一見絵なのだが、よくよく見ると彫り込まれた陰影が光の加減で飛び出して見えたり、角度によっては違った表情に見えたりしてかなりユニークなものなのであった。
こういう手法があることに驚くと同時に、いいアイデアを得たという満足感も加味して非常に楽しませていただいたのであった。

このように、国立新美術館はその退屈な建物とは裏腹に展示会そのものは十分に楽しむことのできる内容で大満足。

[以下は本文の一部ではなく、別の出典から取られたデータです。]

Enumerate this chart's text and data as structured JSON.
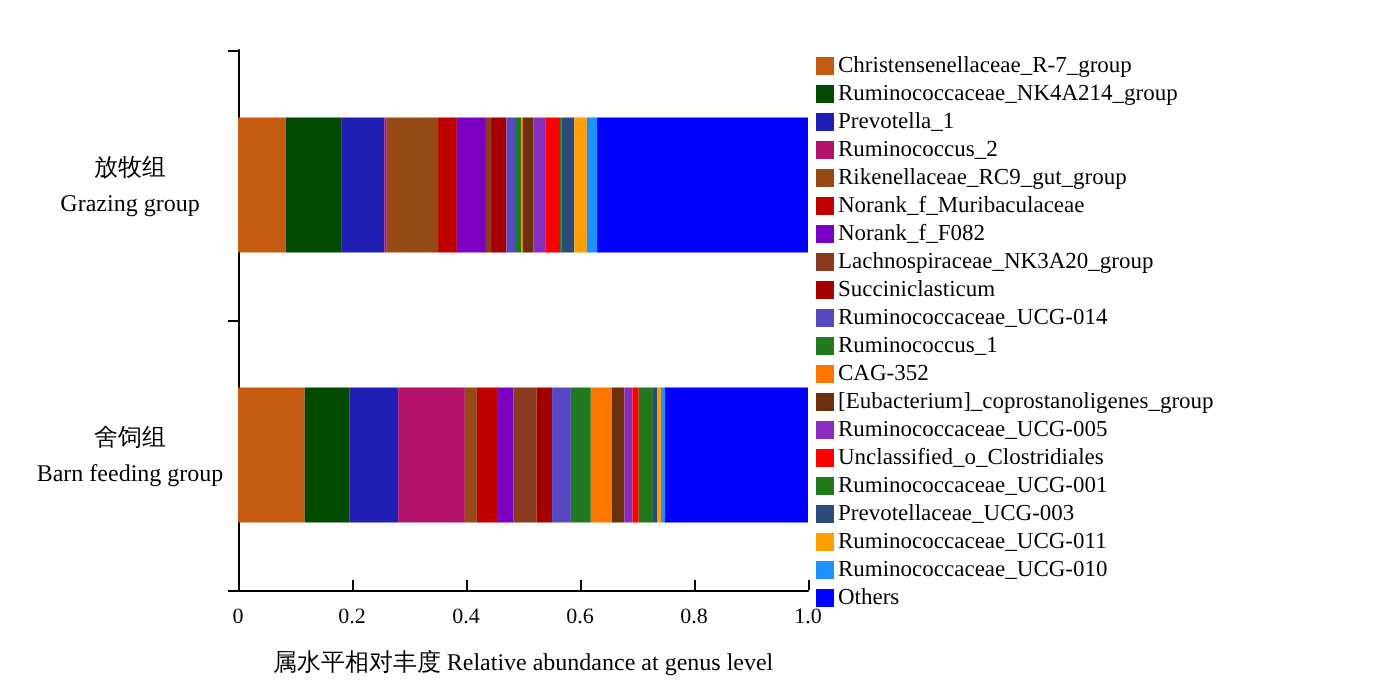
{
  "chart_data": {
    "type": "bar",
    "orientation": "horizontal",
    "stacked": true,
    "xlabel": "属水平相对丰度 Relative abundance at genus level",
    "categories": [
      "放牧组\nGrazing group",
      "舍饲组\nBarn feeding group"
    ],
    "xlim": [
      0,
      1.0
    ],
    "xticks": [
      0,
      0.2,
      0.4,
      0.6,
      0.8,
      {
        "value": 1.0,
        "label": "1.0"
      }
    ],
    "grid": false,
    "legend": "right",
    "series": [
      {
        "name": "Christensenellaceae_R-7_group",
        "color": "#c55a11",
        "values": [
          0.084,
          0.117
        ]
      },
      {
        "name": "Ruminococcaceae_NK4A214_group",
        "color": "#004b00",
        "values": [
          0.097,
          0.079
        ]
      },
      {
        "name": "Prevotella_1",
        "color": "#1f1fb4",
        "values": [
          0.076,
          0.085
        ]
      },
      {
        "name": "Ruminococcus_2",
        "color": "#b5136b",
        "values": [
          0.004,
          0.117
        ]
      },
      {
        "name": "Rikenellaceae_RC9_gut_group",
        "color": "#954a14",
        "values": [
          0.09,
          0.021
        ]
      },
      {
        "name": "Norank_f_Muribaculaceae",
        "color": "#c00000",
        "values": [
          0.033,
          0.037
        ]
      },
      {
        "name": "Norank_f_F082",
        "color": "#7b00c4",
        "values": [
          0.051,
          0.027
        ]
      },
      {
        "name": "Lachnospiraceae_NK3A20_group",
        "color": "#8b3a20",
        "values": [
          0.009,
          0.041
        ]
      },
      {
        "name": "Succiniclasticum",
        "color": "#a50000",
        "values": [
          0.027,
          0.027
        ]
      },
      {
        "name": "Ruminococcaceae_UCG-014",
        "color": "#5548c0",
        "values": [
          0.015,
          0.033
        ]
      },
      {
        "name": "Ruminococcus_1",
        "color": "#217a21",
        "values": [
          0.011,
          0.035
        ]
      },
      {
        "name": "CAG-352",
        "color": "#ff7700",
        "values": [
          0.003,
          0.037
        ]
      },
      {
        "name": "[Eubacterium]_coprostanoligenes_group",
        "color": "#6b2f0b",
        "values": [
          0.018,
          0.022
        ]
      },
      {
        "name": "Ruminococcaceae_UCG-005",
        "color": "#8a2dbf",
        "values": [
          0.021,
          0.014
        ]
      },
      {
        "name": "Unclassified_o_Clostridiales",
        "color": "#ff0000",
        "values": [
          0.026,
          0.011
        ]
      },
      {
        "name": "Ruminococcaceae_UCG-001",
        "color": "#23781e",
        "values": [
          0.003,
          0.025
        ]
      },
      {
        "name": "Prevotellaceae_UCG-003",
        "color": "#2c4a7a",
        "values": [
          0.022,
          0.008
        ]
      },
      {
        "name": "Ruminococcaceae_UCG-011",
        "color": "#ffa000",
        "values": [
          0.022,
          0.006
        ]
      },
      {
        "name": "Ruminococcaceae_UCG-010",
        "color": "#1e90ff",
        "values": [
          0.018,
          0.007
        ]
      },
      {
        "name": "Others",
        "color": "#0000ff",
        "values": [
          0.37,
          0.251
        ]
      }
    ]
  }
}
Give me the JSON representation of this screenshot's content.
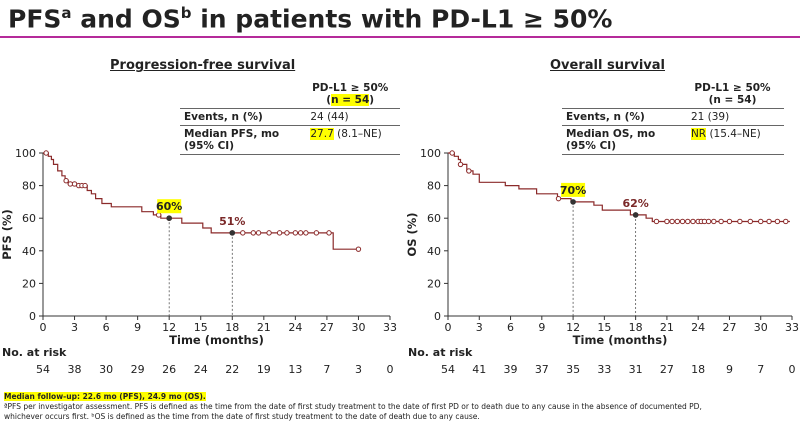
{
  "title": {
    "pfs": "PFS",
    "pfs_sup": "a",
    "and": " and ",
    "os": "OS",
    "os_sup": "b",
    "rest": " in patients with PD-L1 ≥ 50%"
  },
  "colors": {
    "curve": "#8b2a2a",
    "accent": "#b52a9a",
    "highlight": "#ffff00"
  },
  "panels": [
    {
      "id": "pfs",
      "title": "Progression-free survival",
      "table": {
        "header_line1": "PD-L1 ≥ 50%",
        "header_open": "(",
        "header_n": "n = 54",
        "header_close": ")",
        "events_label": "Events, n (%)",
        "events_value": "24 (44)",
        "median_label": "Median PFS, mo",
        "median_label2": "(95% CI)",
        "median_value": "27.7",
        "median_ci": " (8.1–NE)"
      }
    },
    {
      "id": "os",
      "title": "Overall survival",
      "table": {
        "header_line1": "PD-L1 ≥ 50%",
        "header_n": "(n = 54)",
        "events_label": "Events, n (%)",
        "events_value": "21 (39)",
        "median_label": "Median OS, mo",
        "median_label2": "(95% CI)",
        "median_value": "NR",
        "median_ci": " (15.4–NE)"
      }
    }
  ],
  "risk_label": "No. at risk",
  "chart_data": [
    {
      "type": "line",
      "title": "Progression-free survival",
      "xlabel": "Time (months)",
      "ylabel": "PFS (%)",
      "xlim": [
        0,
        33
      ],
      "ylim": [
        0,
        100
      ],
      "xticks": [
        0,
        3,
        6,
        9,
        12,
        15,
        18,
        21,
        24,
        27,
        30,
        33
      ],
      "yticks": [
        0,
        20,
        40,
        60,
        80,
        100
      ],
      "step_points": [
        [
          0,
          100
        ],
        [
          0.5,
          100
        ],
        [
          0.5,
          98
        ],
        [
          0.8,
          98
        ],
        [
          0.8,
          96
        ],
        [
          1.0,
          96
        ],
        [
          1.0,
          93
        ],
        [
          1.4,
          93
        ],
        [
          1.4,
          89
        ],
        [
          1.8,
          89
        ],
        [
          1.8,
          86
        ],
        [
          2.1,
          86
        ],
        [
          2.1,
          83
        ],
        [
          2.4,
          83
        ],
        [
          2.4,
          81
        ],
        [
          3.2,
          81
        ],
        [
          3.2,
          80
        ],
        [
          4.2,
          80
        ],
        [
          4.2,
          77
        ],
        [
          4.6,
          77
        ],
        [
          4.6,
          75
        ],
        [
          5.0,
          75
        ],
        [
          5.0,
          72
        ],
        [
          5.6,
          72
        ],
        [
          5.6,
          69
        ],
        [
          6.5,
          69
        ],
        [
          6.5,
          67
        ],
        [
          9.4,
          67
        ],
        [
          9.4,
          64
        ],
        [
          10.5,
          64
        ],
        [
          10.5,
          62
        ],
        [
          11.2,
          62
        ],
        [
          11.2,
          60
        ],
        [
          13.2,
          60
        ],
        [
          13.2,
          57
        ],
        [
          15.2,
          57
        ],
        [
          15.2,
          54
        ],
        [
          16.0,
          54
        ],
        [
          16.0,
          51
        ],
        [
          27.6,
          51
        ],
        [
          27.6,
          41
        ],
        [
          30.0,
          41
        ]
      ],
      "censor_x": [
        0.3,
        2.2,
        2.6,
        3.0,
        3.4,
        3.7,
        4.0,
        11.0,
        12.0,
        18.0,
        19.0,
        20.0,
        20.5,
        21.5,
        22.5,
        23.2,
        24.0,
        24.5,
        25.0,
        26.0,
        27.2,
        30.0
      ],
      "annotations": [
        {
          "x": 12,
          "y": 60,
          "label": "60%",
          "highlight": true
        },
        {
          "x": 18,
          "y": 51,
          "label": "51%",
          "highlight": false
        }
      ],
      "at_risk": [
        54,
        38,
        30,
        29,
        26,
        24,
        22,
        19,
        13,
        7,
        3,
        0
      ]
    },
    {
      "type": "line",
      "title": "Overall survival",
      "xlabel": "Time (months)",
      "ylabel": "OS (%)",
      "xlim": [
        0,
        33
      ],
      "ylim": [
        0,
        100
      ],
      "xticks": [
        0,
        3,
        6,
        9,
        12,
        15,
        18,
        21,
        24,
        27,
        30,
        33
      ],
      "yticks": [
        0,
        20,
        40,
        60,
        80,
        100
      ],
      "step_points": [
        [
          0,
          100
        ],
        [
          0.6,
          100
        ],
        [
          0.6,
          98
        ],
        [
          1.0,
          98
        ],
        [
          1.0,
          96
        ],
        [
          1.2,
          96
        ],
        [
          1.2,
          93
        ],
        [
          1.8,
          93
        ],
        [
          1.8,
          89
        ],
        [
          2.4,
          89
        ],
        [
          2.4,
          87
        ],
        [
          3.0,
          87
        ],
        [
          3.0,
          82
        ],
        [
          5.5,
          82
        ],
        [
          5.5,
          80
        ],
        [
          6.8,
          80
        ],
        [
          6.8,
          78
        ],
        [
          8.5,
          78
        ],
        [
          8.5,
          75
        ],
        [
          10.5,
          75
        ],
        [
          10.5,
          72
        ],
        [
          11.8,
          72
        ],
        [
          11.8,
          70
        ],
        [
          14.0,
          70
        ],
        [
          14.0,
          68
        ],
        [
          14.8,
          68
        ],
        [
          14.8,
          65
        ],
        [
          17.5,
          65
        ],
        [
          17.5,
          62
        ],
        [
          19.0,
          62
        ],
        [
          19.0,
          60
        ],
        [
          19.6,
          60
        ],
        [
          19.6,
          58
        ],
        [
          32.8,
          58
        ]
      ],
      "censor_x": [
        0.4,
        1.2,
        2.0,
        10.6,
        18.0,
        20.0,
        21.0,
        21.5,
        22.0,
        22.5,
        23.0,
        23.5,
        24.0,
        24.3,
        24.6,
        25.0,
        25.5,
        26.2,
        27.0,
        28.0,
        29.0,
        30.0,
        30.8,
        31.6,
        32.4
      ],
      "annotations": [
        {
          "x": 12,
          "y": 70,
          "label": "70%",
          "highlight": true
        },
        {
          "x": 18,
          "y": 62,
          "label": "62%",
          "highlight": false
        }
      ],
      "at_risk": [
        54,
        41,
        39,
        37,
        35,
        33,
        31,
        27,
        18,
        9,
        7,
        0
      ]
    }
  ],
  "footer": {
    "followup": "Median follow-up: 22.6 mo (PFS), 24.9 mo (OS).",
    "note_a": "ªPFS per investigator assessment. PFS is defined as the time from the date of first study treatment to the date of first PD or to death due to any cause in the absence of documented PD,",
    "note_b": "whichever occurs first. ᵇOS is defined as the time from the date of first study treatment to the date of death due to any cause."
  }
}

ただ見終わったあとにミュージアムカフェでお茶でもしようかと思ったもののその気にならず、地下にあるミュージアムショップを訪れたが、なんとなく趣味に合わずすぐに美術館を出てしまったのだった。
要はギャラリーそのものは楽しくても、それを演出するすべてになにかとっても欠けている美術館なのだった。

「どっかでお茶でもしたいな」
「スイーツ食べたい」
「足がつかれた」

などと言いつつ乃木坂駅方面へ歩くとダウンステアーズカフェというのを発見。
ここはメルセデスのショールーム兼カフェで、大阪でもグランフロント大阪の北館にあるのだが、いつ行っても満席でまだ店を利用したことがなかった。

「ここにしょうか?」
「ええとこやん」
「初めてや」

たまたま空いている席があったので少し足安めをすることにした。

それにしても自動車のショールーム。
それもメルセデスという高級ブランドのショールームがカフェになっているのはかなりオシャレだ。
場所も大阪ではなく東京の乃木坂というところに雰囲気の価値を感じた。
立地条件は場を構成する上で重要ポイントだ。
グランフロント大阪もすごい。
けれどもやはり旅で訪れた東京というのがポイントで、ここで体験する高級感のあるリーズナブルさが素敵に思えた。
私とカミさんはここでエスプレッソコーラなるものをオーダー。
スタバファンのカミさんも初めてのメニューに大いに満足したのは言うまでもない。

「さすがやわ」

と、何が流石かはわからないがリッチな雰囲気を楽しんで体力も回復したので表通りに出て駅に向かってあるき始めると妙なレストランの看板が目に留まった。

「見て。これ」
「何?」
「タイ料理とペルー料理。」
「ヘンなの」

乃木坂駅へ下る階段までもうすぐということころでタイ料理とペルー料理を一緒に出しているレストランを発見。
こういう全く関係のない種類の料理を出すのは一体どういう発想なのだろうか。
私の地元には焼肉と寿司とうどんを同時に出すレストランが有るのだが、それもそれ。
なんとなく「食えればなんでもいいべ」という考えに思われ、限りなくグレーな味を感じるのであった。

やはり首都だけに東京は外食店数ナンバーワンの大阪に負けないくらい変わったレストランもある都市なのであった。